The Power to Name is the Power to See

Wikipedia.org
                                     Wikipedia.org

We tend to not notice what we cannot name. Indeed, a lot of high-order thinking depends upon language. So there is truth in the counter-intuitive conclusion that language guides thought. Language is the great engine of consciousness. 

Nothing is so disorienting and also exhilarating than introducing an idea that has the effect of turning the world as we think we know it upside down.  And so it is with the Whorf-Sapir Hypothesis, a theory of language use and acquisition that proposes a very different relationship to experience than what we usually assume.

For most people, language is a tool for communicating experience.  It is common to believe that words function as mostly inadequate snapshots of a far more vivid reality. We may hastily put the words together.  But the reality is always there. Or so we think.  But what if the reverse was true?  What if language is in fact the primary window for perceiving, and not having a vocabulary for experience means that we don’t have the experience?  That’s the essence of the hypothesis proposed years ago by two linguists working independently of each other.  Among their studies, Benjamin Whorf and Edward Sapir noted, among many other things that in the Hopi Language of the Southwest some colors familiar to English speakers are not named and often not noticed.  In addition, Hopi doesn’t usually specify past and future tenses, as many other languages do. Not having these “semantic domains” usually means not organizing our thoughts in these categories.

Since a lot of higher order cognition depends upon language, we don’t consciously focus on what we cannot name. Hence, we get to the startling and counter-intuitive conclusion that language guides thought.  Language is the great engine of high-order consciousness.  For example, English exists within a grammar of binaries.  We think of something that “is” or “isn’t,” sometimes a far cry from more nuanced Asian languages that more easily accommodate the idea that something can be both at the same time.

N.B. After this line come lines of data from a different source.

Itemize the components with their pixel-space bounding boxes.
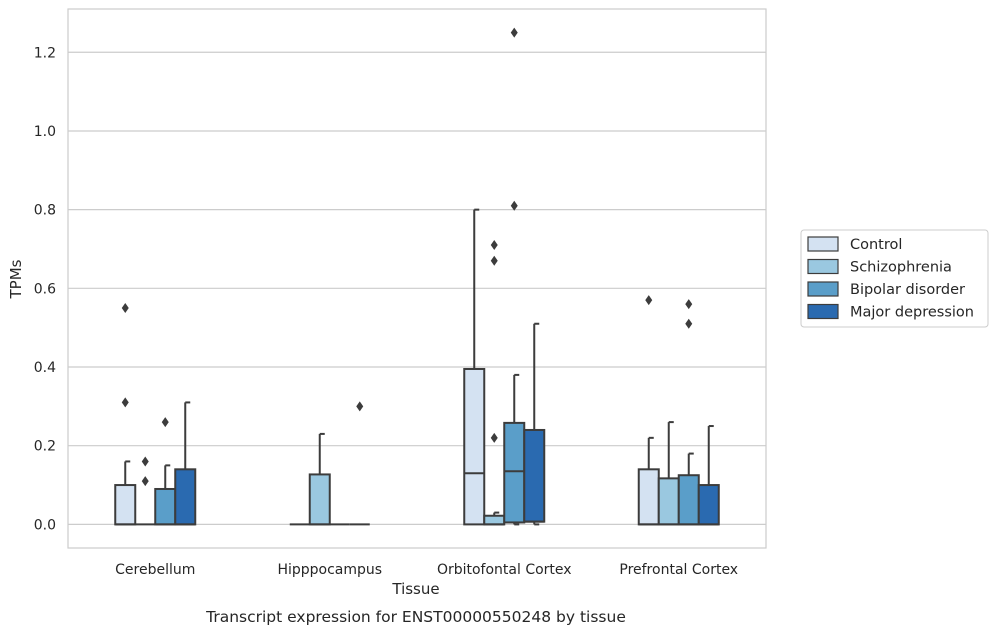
box-prefrontal-cortex-major-depression [697, 425, 720, 526]
x-tick-label-orbitofontal-cortex: Orbitofontal Cortex [437, 562, 572, 578]
y-tick-label: 0.4 [34, 360, 56, 376]
x-tick-label-cerebellum: Cerebellum [115, 562, 195, 578]
legend-item-major-depression: Major depression [807, 303, 974, 321]
outlier-point [141, 476, 149, 487]
outlier-point [141, 456, 149, 467]
box-cerebellum-control [114, 303, 137, 526]
box-body [677, 474, 700, 526]
legend-swatch [807, 236, 839, 252]
legend: Control Schizophrenia Bipolar disorder Majo… [800, 229, 989, 328]
box-orbitofontal-cortex-control [463, 208, 486, 526]
box-prefrontal-cortex-schizophrenia [657, 421, 680, 526]
legend-items: Control Schizophrenia Bipolar disorder Majo… [807, 236, 974, 321]
box-body [637, 468, 660, 526]
box-body [463, 367, 486, 526]
y-tick-label: 0.0 [34, 517, 56, 533]
outlier-point [121, 303, 129, 314]
series-major-depression [174, 322, 720, 526]
y-tick-label: 0.2 [34, 439, 56, 455]
box-body [657, 477, 680, 526]
box-body [503, 421, 526, 524]
outlier-point [510, 200, 518, 211]
legend-label: Bipolar disorder [850, 282, 965, 298]
plot-frame [67, 8, 767, 549]
y-axis-title: TPMs [7, 259, 25, 299]
legend-label: Control [850, 237, 902, 253]
legend-item-control: Control [807, 236, 902, 253]
series-bipolar-disorder [154, 27, 700, 526]
box-body [483, 514, 506, 526]
outlier-point [121, 397, 129, 408]
y-tick-label: 1.0 [34, 124, 56, 140]
outlier-point [490, 240, 498, 251]
outlier-point [490, 432, 498, 443]
box-body [308, 473, 331, 526]
box-hipppocampus-schizophrenia [308, 432, 331, 526]
box-orbitofontal-cortex-major-depression [523, 322, 546, 526]
y-tick-label: 0.8 [34, 203, 56, 219]
outlier-point [510, 27, 518, 38]
y-tick-label: 1.2 [34, 45, 56, 61]
series-control [114, 208, 660, 526]
x-tick-labels: Cerebellum Hipppocampus Orbitofontal Corte… [115, 562, 738, 578]
x-tick-label-prefrontal-cortex: Prefrontal Cortex [619, 562, 738, 578]
box-series [114, 27, 720, 526]
box-body [697, 484, 720, 526]
box-cerebellum-schizophrenia [135, 456, 156, 526]
x-axis-title: Tissue [391, 580, 439, 598]
series-schizophrenia [135, 240, 680, 526]
legend-item-schizophrenia: Schizophrenia [807, 258, 952, 276]
box-hipppocampus-major-depression [349, 401, 370, 526]
box-body [174, 468, 197, 526]
chart-caption: Transcript expression for ENST0000055024… [205, 608, 626, 626]
y-tick-labels: 0.0 0.2 0.4 0.6 0.8 1.0 1.2 [34, 45, 56, 533]
outlier-point [356, 401, 364, 412]
y-tick-label: 0.6 [34, 281, 56, 297]
box-orbitofontal-cortex-bipolar-disorder [503, 27, 526, 526]
legend-swatch [807, 258, 839, 275]
box-body [154, 487, 177, 526]
outlier-point [645, 295, 653, 306]
legend-label: Major depression [850, 305, 974, 321]
legend-label: Schizophrenia [850, 260, 952, 276]
box-body [114, 484, 137, 526]
plot-area [68, 9, 766, 548]
outlier-point [161, 417, 169, 428]
legend-swatch [807, 303, 839, 320]
legend-frame [800, 229, 989, 328]
box-body [523, 428, 546, 523]
box-cerebellum-major-depression [174, 401, 197, 526]
legend-item-bipolar-disorder: Bipolar disorder [807, 281, 965, 298]
outlier-point [490, 255, 498, 266]
legend-swatch [807, 281, 839, 297]
box-orbitofontal-cortex-schizophrenia [483, 240, 506, 526]
x-tick-label-hipppocampus: Hipppocampus [277, 562, 382, 578]
outlier-point [685, 318, 693, 329]
outlier-point [685, 299, 693, 310]
box-prefrontal-cortex-control [637, 295, 660, 526]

At some levels this kind of linguistic relativity is obvious. Some languages make feminine and masculine references part of nearly every sentence.  They are much more gendered. We also know that children usually acquire the impulse for racist actions often from the language of peers or parents, not their daily interactions with others. And more hopefully,  we delight when a child acquires a name for an activity and expands her world into it.  Indeed, we organize our educational system mostly around the idea of literacy.  Reading and writing are justifiably considered the gateways to a richer cognitive life.  There’s good reason to worry if Johnny doesn’t want to read, or isn’t acquiring the kind of extended vocabulary we expect through each stage of the graded school system.

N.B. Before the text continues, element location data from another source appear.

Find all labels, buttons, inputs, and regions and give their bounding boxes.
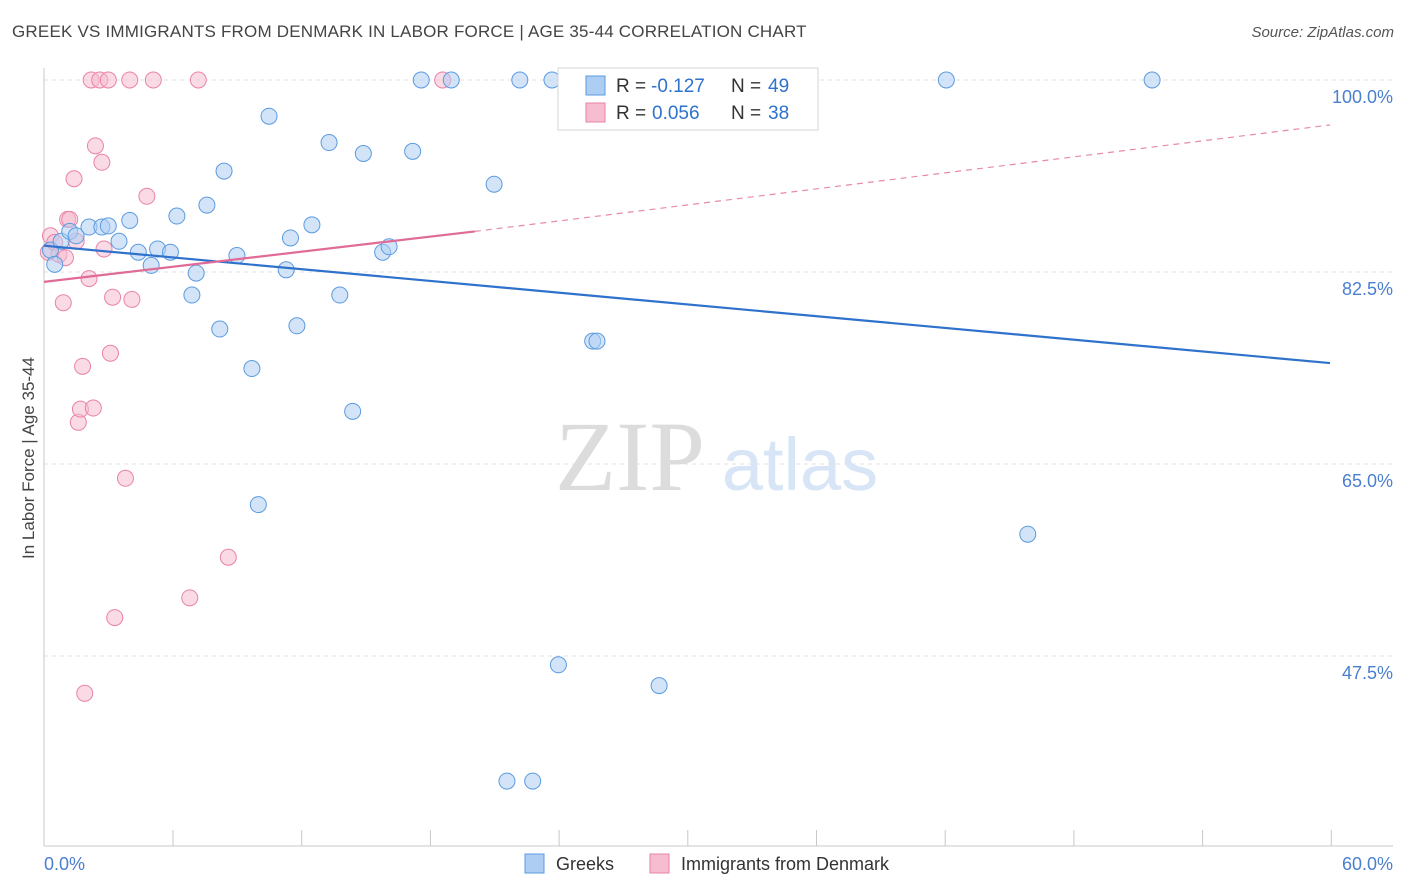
y-tick-label: 65.0% <box>1342 471 1393 491</box>
data-point <box>187 264 205 282</box>
data-point <box>138 187 156 205</box>
data-point <box>123 290 141 308</box>
data-point <box>95 240 113 258</box>
data-point <box>249 496 267 514</box>
data-point <box>121 71 139 89</box>
y-tick-labels: 47.5% 65.0% 82.5% 100.0% <box>1332 87 1393 683</box>
data-point <box>549 656 567 674</box>
data-point <box>498 772 516 790</box>
series-immigrants-from-denmark <box>39 71 452 702</box>
data-point <box>46 255 64 273</box>
data-point <box>104 288 122 306</box>
x-tick-label-min: 0.0% <box>44 854 85 874</box>
data-point <box>211 320 229 338</box>
legend-label-immigrants: Immigrants from Denmark <box>681 854 890 874</box>
data-point <box>116 469 134 487</box>
data-point <box>524 772 542 790</box>
x-axis-ticks <box>172 830 1332 846</box>
data-point <box>331 286 349 304</box>
data-point <box>144 71 162 89</box>
data-point <box>219 548 237 566</box>
data-point <box>442 71 460 89</box>
stats-r-value-immigrants: 0.056 <box>652 103 700 124</box>
y-tick-label: 100.0% <box>1332 87 1393 107</box>
data-point <box>354 145 372 163</box>
data-point <box>181 589 199 607</box>
data-point <box>485 175 503 193</box>
data-point <box>937 71 955 89</box>
trend-lines <box>43 124 1331 365</box>
data-point <box>106 609 124 627</box>
data-point <box>198 196 216 214</box>
x-tick-label-max: 60.0% <box>1342 854 1393 874</box>
data-point <box>84 399 102 417</box>
y-axis-label: In Labor Force | Age 35-44 <box>19 357 38 559</box>
watermark: ZIP atlas <box>555 401 878 512</box>
data-point <box>228 247 246 265</box>
stats-swatch-immigrants <box>585 102 606 123</box>
chart-title: GREEK VS IMMIGRANTS FROM DENMARK IN LABO… <box>12 22 807 41</box>
legend-swatch-greeks <box>524 853 545 874</box>
stats-n-value-immigrants: 38 <box>768 103 789 124</box>
stats-n-label-greeks: N = <box>731 76 761 97</box>
data-point <box>54 294 72 312</box>
data-point <box>121 211 139 229</box>
data-point <box>168 207 186 225</box>
data-point <box>101 344 119 362</box>
data-point <box>74 357 92 375</box>
data-point <box>288 317 306 335</box>
data-point <box>76 684 94 702</box>
legend-swatch-immigrants <box>649 853 670 874</box>
stats-n-label-immigrants: N = <box>731 103 761 124</box>
data-point <box>86 137 104 155</box>
stats-legend: R = -0.127 N = 49 R = 0.056 N = 38 <box>557 67 819 131</box>
data-point <box>99 71 117 89</box>
data-point <box>80 270 98 288</box>
data-point <box>110 232 128 250</box>
stats-r-label-greeks: R = <box>616 76 646 97</box>
y-tick-label: 82.5% <box>1342 279 1393 299</box>
trend-line-immigrants <box>43 230 475 283</box>
data-point <box>183 286 201 304</box>
data-point <box>281 229 299 247</box>
data-point <box>1143 71 1161 89</box>
stats-n-value-greeks: 49 <box>768 76 789 97</box>
data-point <box>650 677 668 695</box>
y-tick-label: 47.5% <box>1342 663 1393 683</box>
stats-r-value-greeks: -0.127 <box>651 76 705 97</box>
watermark-zip: ZIP <box>555 401 705 512</box>
data-point <box>99 217 117 235</box>
data-point <box>412 71 430 89</box>
trend-line-immigrants-extension <box>474 124 1331 233</box>
watermark-atlas: atlas <box>722 423 878 506</box>
data-point <box>320 134 338 152</box>
trend-line-greeks <box>43 244 1331 365</box>
data-point <box>344 402 362 420</box>
data-point <box>215 162 233 180</box>
data-point <box>65 170 83 188</box>
data-point <box>260 107 278 125</box>
series-legend: Greeks Immigrants from Denmark <box>524 853 890 874</box>
data-point <box>588 332 606 350</box>
data-point <box>243 360 261 378</box>
data-point <box>93 153 111 171</box>
data-point <box>189 71 207 89</box>
data-point <box>511 71 529 89</box>
data-point <box>67 227 85 245</box>
chart-source: Source: ZipAtlas.com <box>1251 24 1394 41</box>
data-point <box>303 216 321 234</box>
data-point <box>1019 525 1037 543</box>
stats-r-label-immigrants: R = <box>616 103 646 124</box>
legend-label-greeks: Greeks <box>556 854 614 874</box>
data-point <box>129 243 147 261</box>
stats-swatch-greeks <box>585 75 606 96</box>
data-point <box>404 142 422 160</box>
data-point <box>277 261 295 279</box>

A great deal of education even at advanced levels essentially continues the process of vocabulary expansion. This kind of linguistic determinism explains how we acquire the insights of an expert. Working as a lawyer is functionally the process of making use of the generative power of legal terminology.

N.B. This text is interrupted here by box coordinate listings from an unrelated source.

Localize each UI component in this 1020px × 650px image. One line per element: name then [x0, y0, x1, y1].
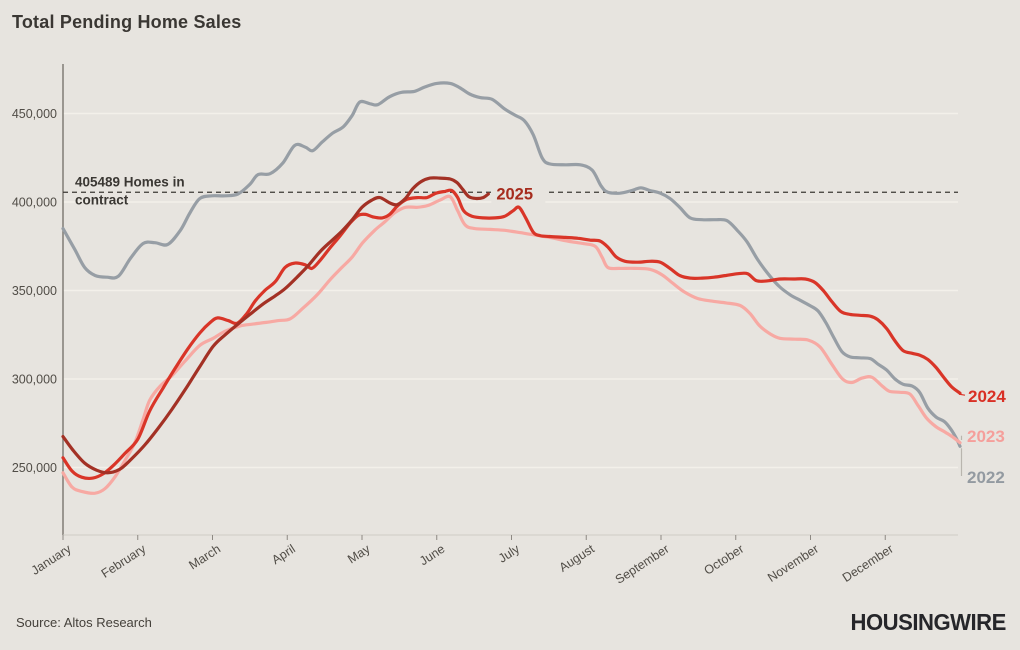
- housingwire-logo: HOUSINGWIRE: [850, 609, 1007, 635]
- series-label-2024: 2024: [968, 387, 1006, 406]
- x-tick-label-november: November: [765, 542, 821, 585]
- series-label-2025: 2025: [496, 186, 533, 204]
- x-tick-label-may: May: [345, 541, 373, 566]
- x-tick-label-january: January: [29, 541, 75, 577]
- x-tick-label-february: February: [99, 541, 149, 580]
- y-tick-label: 250,000: [12, 461, 57, 475]
- y-tick-label: 400,000: [12, 196, 57, 210]
- label-2025-bg: [491, 182, 546, 205]
- x-tick-label-march: March: [186, 542, 223, 573]
- x-tick-label-october: October: [701, 542, 746, 578]
- annotation-line1: 405489 Homes in: [75, 174, 185, 189]
- x-tick-label-july: July: [496, 541, 523, 565]
- y-tick-label: 300,000: [12, 373, 57, 387]
- x-tick-label-august: August: [557, 541, 598, 574]
- label-2024-leader: [958, 393, 966, 396]
- y-tick-label: 350,000: [12, 284, 57, 298]
- series-line-2023: [61, 194, 962, 495]
- chart-title: Total Pending Home Sales: [12, 12, 242, 32]
- x-tick-label-september: September: [613, 542, 672, 587]
- x-tick-label-june: June: [417, 542, 447, 569]
- series-label-2023: 2023: [967, 427, 1005, 446]
- series-label-2022: 2022: [967, 468, 1005, 487]
- series-line-2024: [61, 188, 962, 480]
- x-tick-label-april: April: [269, 542, 298, 567]
- x-tick-label-december: December: [840, 542, 896, 585]
- series-line-2025: [61, 176, 490, 475]
- source-credit: Source: Altos Research: [16, 615, 152, 630]
- series-line-2022: [61, 81, 962, 448]
- annotation-line2: contract: [75, 192, 129, 207]
- y-tick-label: 450,000: [12, 107, 57, 121]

Consider another example:  Most of us at a party just see a room full of people.  But a person who has just finished a course in Abnormal Psychology is probably going to notice more: perhaps the “bi-polar” behavior of the guy in the corner, the clinical “depression” evident in the young woman who went on at length about her family, and the “obvious paranoia” of the couple engaged in all kinds of survivalist activities.  We tend to notice what we can name.  “Depression,” “paranoia,” “bi-polar:” this partial lexicon of mental health diagnosis leads us into a world of ostensible maladies we would otherwise miss.

Even so, taking the theory as a core operating principle in communication is a hard sell to most Americans, who see language as a residue rather than a driver of experience. We routinely underestimate the verbal roots of most of our perceptions: constructions that only come to life because we have the right verbal equipment.